相干显微镜技术提供了跨科学和技术领域的材料的无与伦比的多尺度视图,从结构材料到量子设备,从综合电路到生物细胞。在构造更明亮的来源和高速探测器的驱动下,连贯的X射线显微镜方法(如Ptychography)有望彻底改变纳米级材料的特征。但是,相关的数据和计算需求显着增加意味着,常规方法不再足以从高速相干成像实验实时恢复样品图像。在这里,我们演示了一个工作流程,该工作流利用边缘的人工智能和高性能计算,以实现直接从检测器直接从检测器流出的X射线ptychography数据实时反演。拟议的AI支持的工作流程消除了传统的Ptychography施加的采样约束,从而使用比传统方法所需的数据较少的数据级允许低剂量成像。
translated by 谷歌翻译
计算机断层扫描(CT)是一种成像技术,其中以不同角度(称为投影或扫描)收集有关对象的信息。然后,通过解决反问题来产生显示切片的内部结构的横截面图像。受辐射剂量,投影角,产生的图像等某些因素的限制可能是嘈杂的或包含伪像的。受到《变形金刚在自然语言处理》中的成功的启发,这项初步研究的核心思想是将层析成像的投影视为单词令牌,而整个横截面(又称Sinogram)的整体扫描是在句子中作为句子。自然语言处理。然后,我们通过训练蒙版辛图模型(MSM)和微调MSM来探索基础模型的想法,以获取各种下游应用程序,包括数据集合限制(例如,光子预算)和数据驱动的解决方案,以近似于数据驱动的解决方案CT重建的逆问题。本研究中使用的模型和数据可在https://github.com/lzhengchun/tomotx上获得。
translated by 谷歌翻译
研究过程自动化 - 对科学仪器,计算机,数据存储和其他资源的可靠,高效和可重复执行的可靠,高效和可重复执行,这是现代科学的基本要素。我们在此处报告Globus研究数据管理平台内的新服务,该服务可以将各种研究过程的规范作为可重复使用的动作集,流量以及在异质研究环境中执行此类流动的集合。为了以广泛的空间范围(例如,从科学仪器到远程数据中心)和时间范围(从几秒钟到几周),这些Globus自动化服务功能:1)云托管以可靠地执行长期持久的流量,尽管零星的失败,但这些Globus自动化服务功能:1) ; 2)声明性符号和可扩展的异步行动提供商API,用于定义和执行涉及任意资源的各种行动和流动规范; 3)授权授权机制,用于安全调用动作。这些服务允许研究人员将广泛的研究任务的管理外包和自动化为可靠,可扩展和安全的云平台。我们向Globus自动化服务提供用例
translated by 谷歌翻译
科学数据的一套简洁且可衡量的公平(可访问,可互操作和可重复使用的)原则正在转变用于数据管理和管理的最新实践,以支持和支持发现和创新。从这项计划中学习,并承认人工智能(AI)在科学和工程实践中的影响,我们为AI模型引入了一套实用,简洁和可衡量的公平原则。我们展示了如何在统一的计算框架内创建和共享公平的数据和AI模型,结合了以下要素:Argonne国家实验室的高级光子源,材料数据设施,科学数据和学习中心,Funcx和Argonne Leadersition的数据和学习中心计算设施(ALCF),尤其是ALCF AI测试台的Thetagpu SuperCuputer和Sambanova Datascale系统。我们描述了如何利用这种域 - 不足的计算框架来实现自主AI驱动的发现。
translated by 谷歌翻译
从Linac Coohent Light Source(LCLS-II)和高级光子源升级(APS-U)等工具产生的数据中迅速提取可行的信息,由于高(最高(最高为TB/S)数据速率)变得越来越具有挑战性。常规的基于物理的信息检索方法很难快速检测有趣的事件,以便及时关注罕见事件或纠正错误。机器学习〜(ML)学习廉价替代分类器的方法是有希望的替代方法,但是当仪器或样品变化导致ML性能降解时可能会灾难性地失败。为了克服此类困难,我们提出了一个新的数据存储和ML模型培训体系结构,旨在组织大量的数据和模型,以便在检测到模型降解时,可以快速查询先验模型和/或数据。针对新条件进行了微调。我们表明,与当前最新的训练速度提高了200倍和92X端到端模型更新时间的速度相比,我们的方法最多可以达到100倍数据标记的速度。
translated by 谷歌翻译
基于机器学习(ML)的转向可以通过在线选择更科学意义的计算来提高基于合奏的模拟的性能。我们提出了DeepDrivemd,这是ML驱动的科学模拟转向的框架,我们用来通过在大型平行计算机上的有效耦合ML和HPC来实现分子动力学(MD)性能的稳定性提高。我们讨论了DeepDrivemd的设计,并描述了其性能。我们证明,与其他方法相对于其他方法,DeepDrivemd可以在100-1000倍加速度之间达到100-1000倍的加速度,这是通过执行的模拟时间量来衡量的,同时覆盖了模拟过程中采样的状态所量化的相同构象景观。

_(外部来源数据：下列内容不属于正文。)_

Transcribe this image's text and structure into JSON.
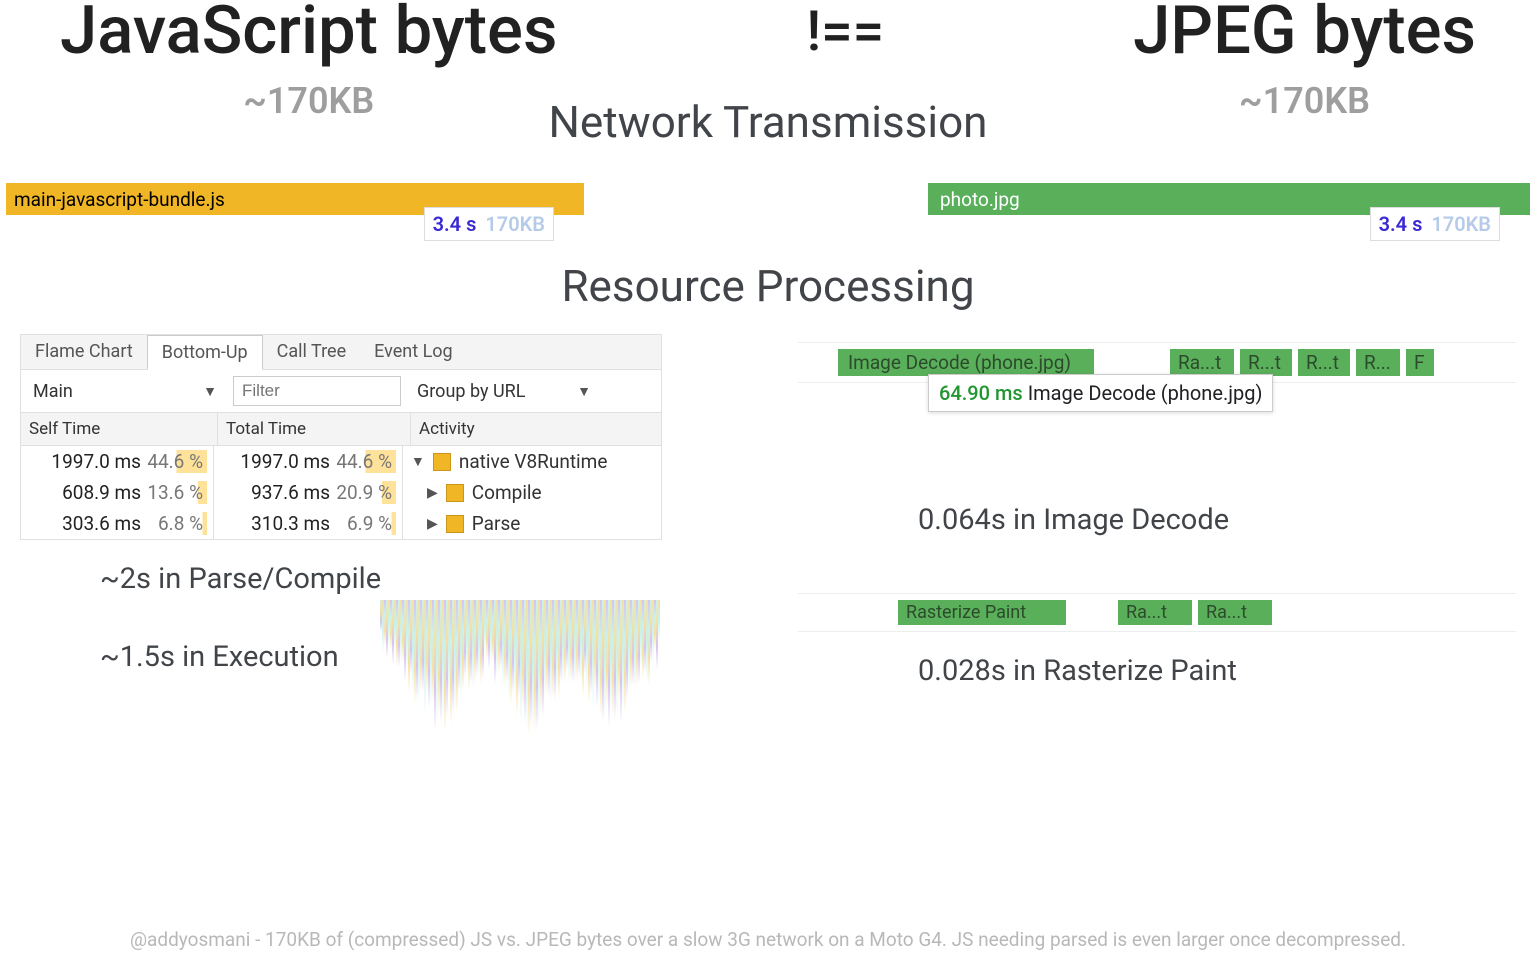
{
  "titleLeft": "JavaScript bytes",
  "neq": "!==",
  "titleRight": "JPEG bytes",
  "sizeBadge": "~170KB",
  "sectionNet": "Network Transmission",
  "sectionRes": "Resource Processing",
  "downloads": {
    "js": {
      "label": "main-javascript-bundle.js",
      "time": "3.4 s",
      "size": "170KB"
    },
    "jpg": {
      "label": "photo.jpg",
      "time": "3.4 s",
      "size": "170KB"
    }
  },
  "devtools": {
    "tabs": [
      "Flame Chart",
      "Bottom-Up",
      "Call Tree",
      "Event Log"
    ],
    "activeTab": 1,
    "threadLabel": "Main",
    "filterPlaceholder": "Filter",
    "groupByLabel": "Group by URL",
    "columns": {
      "self": "Self Time",
      "total": "Total Time",
      "activity": "Activity"
    },
    "rows": [
      {
        "selfMs": "1997.0 ms",
        "selfPct": "44.6 %",
        "selfW": "46%",
        "totalMs": "1997.0 ms",
        "totalPct": "44.6 %",
        "totalW": "46%",
        "tri": "▼",
        "act": "native V8Runtime"
      },
      {
        "selfMs": "608.9 ms",
        "selfPct": "13.6 %",
        "selfW": "14%",
        "totalMs": "937.6 ms",
        "totalPct": "20.9 %",
        "totalW": "21%",
        "tri": "▶",
        "act": "Compile"
      },
      {
        "selfMs": "303.6 ms",
        "selfPct": "6.8 %",
        "selfW": "7%",
        "totalMs": "310.3 ms",
        "totalPct": "6.9 %",
        "totalW": "7%",
        "tri": "▶",
        "act": "Parse"
      }
    ]
  },
  "js": {
    "metricParse": "~2s in Parse/Compile",
    "metricExec": "~1.5s in Execution"
  },
  "image": {
    "decodeBlocks": [
      "Image Decode (phone.jpg)",
      "Ra...t",
      "R...t",
      "R...t",
      "R...",
      "F"
    ],
    "decodeTooltipMs": "64.90 ms",
    "decodeTooltipLabel": "Image Decode (phone.jpg)",
    "metricDecode": "0.064s in Image Decode",
    "rasterBlocks": [
      "Rasterize Paint",
      "Ra...t",
      "Ra...t"
    ],
    "metricRaster": "0.028s in Rasterize Paint"
  },
  "footer": "@addyosmani - 170KB of (compressed) JS vs. JPEG bytes over a slow 3G network on a Moto G4. JS needing parsed is even larger once decompressed."
}
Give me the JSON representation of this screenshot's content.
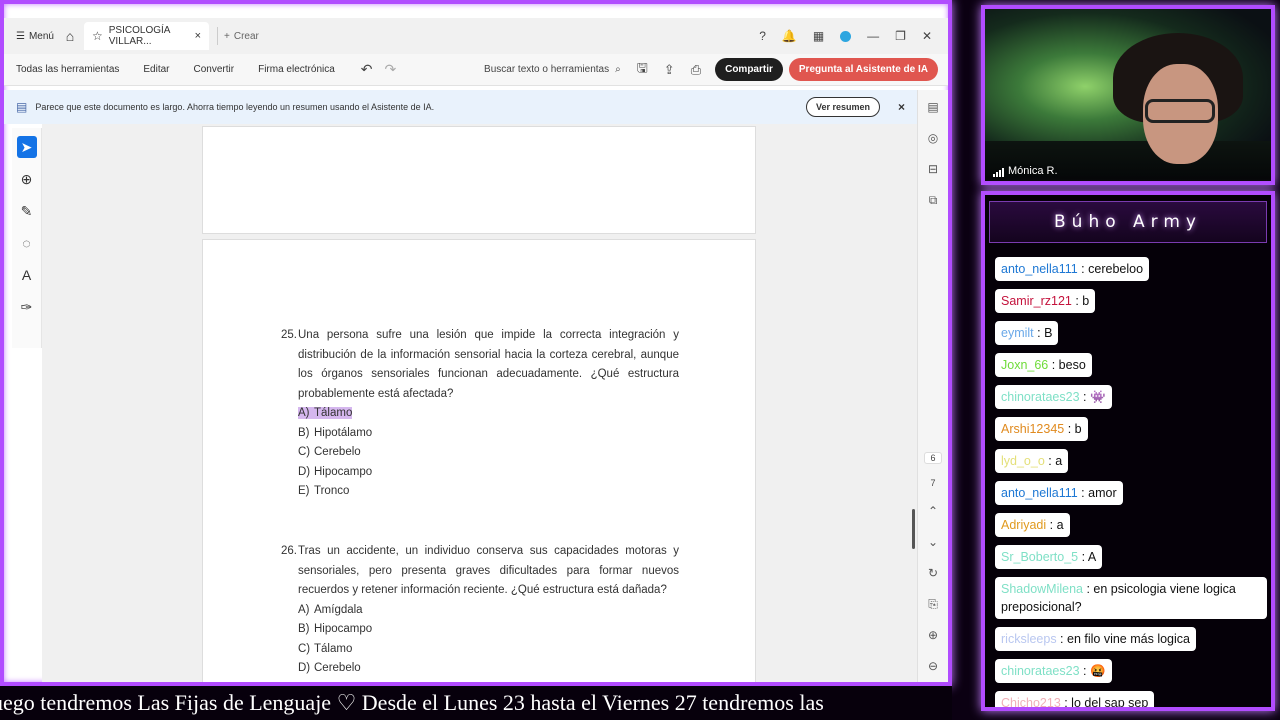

实验是在最多1020个节点的领导级平台上进行的。该结果将DeepDrivemd作为ML驱动的HPC模拟方案的高性能框架建立,该场景支持不同的MD仿真和ML后端,并通过改善当前计算能力来改善长度和时间尺度来实现新的科学见解。
translated by 谷歌翻译
Many scientific fields -- including biology, health, education, and the social sciences -- use machine learning (ML) to help them analyze data at an unprecedented scale. However, ML researchers who develop advanced methods rarely provide detailed tutorials showing how to apply these methods. Existing tutorials are often costly to participants, presume extensive programming knowledge, and are not tailored to specific application fields. In an attempt to democratize ML methods, we organized a year-long, free, online tutorial series targeted at teaching advanced natural language processing (NLP) methods to computational social science (CSS) scholars. Two organizers worked with fifteen subject matter experts to develop one-hour presentations with hands-on Python code for a range of ML methods and use cases, from data pre-processing to analyzing temporal variation of language change. Although live participation was more limited than expected, a comparison of pre- and post-tutorial surveys showed an increase in participants' perceived knowledge of almost one point on a 7-point Likert scale. Furthermore, participants asked thoughtful questions during tutorials and engaged readily with tutorial content afterwards, as demonstrated by 10K~total views of posted tutorial recordings. In this report, we summarize our organizational efforts and distill five principles for democratizing ML+X tutorials. We hope future organizers improve upon these principles and continue to lower barriers to developing ML skills for researchers of all fields.
translated by 谷歌翻译
State-of-the-art deep-learning-based approaches to Natural Language Processing (NLP) are credited with various capabilities that involve reasoning with natural language texts. In this paper we carry out a large-scale empirical study investigating the detection of formally valid inferences in controlled fragments of natural language for which the satisfiability problem becomes increasingly complex. We find that, while transformer-based language models perform surprisingly well in these scenarios, a deeper analysis re-veals that they appear to overfit to superficial patterns in the data rather than acquiring the logical principles governing the reasoning in these fragments.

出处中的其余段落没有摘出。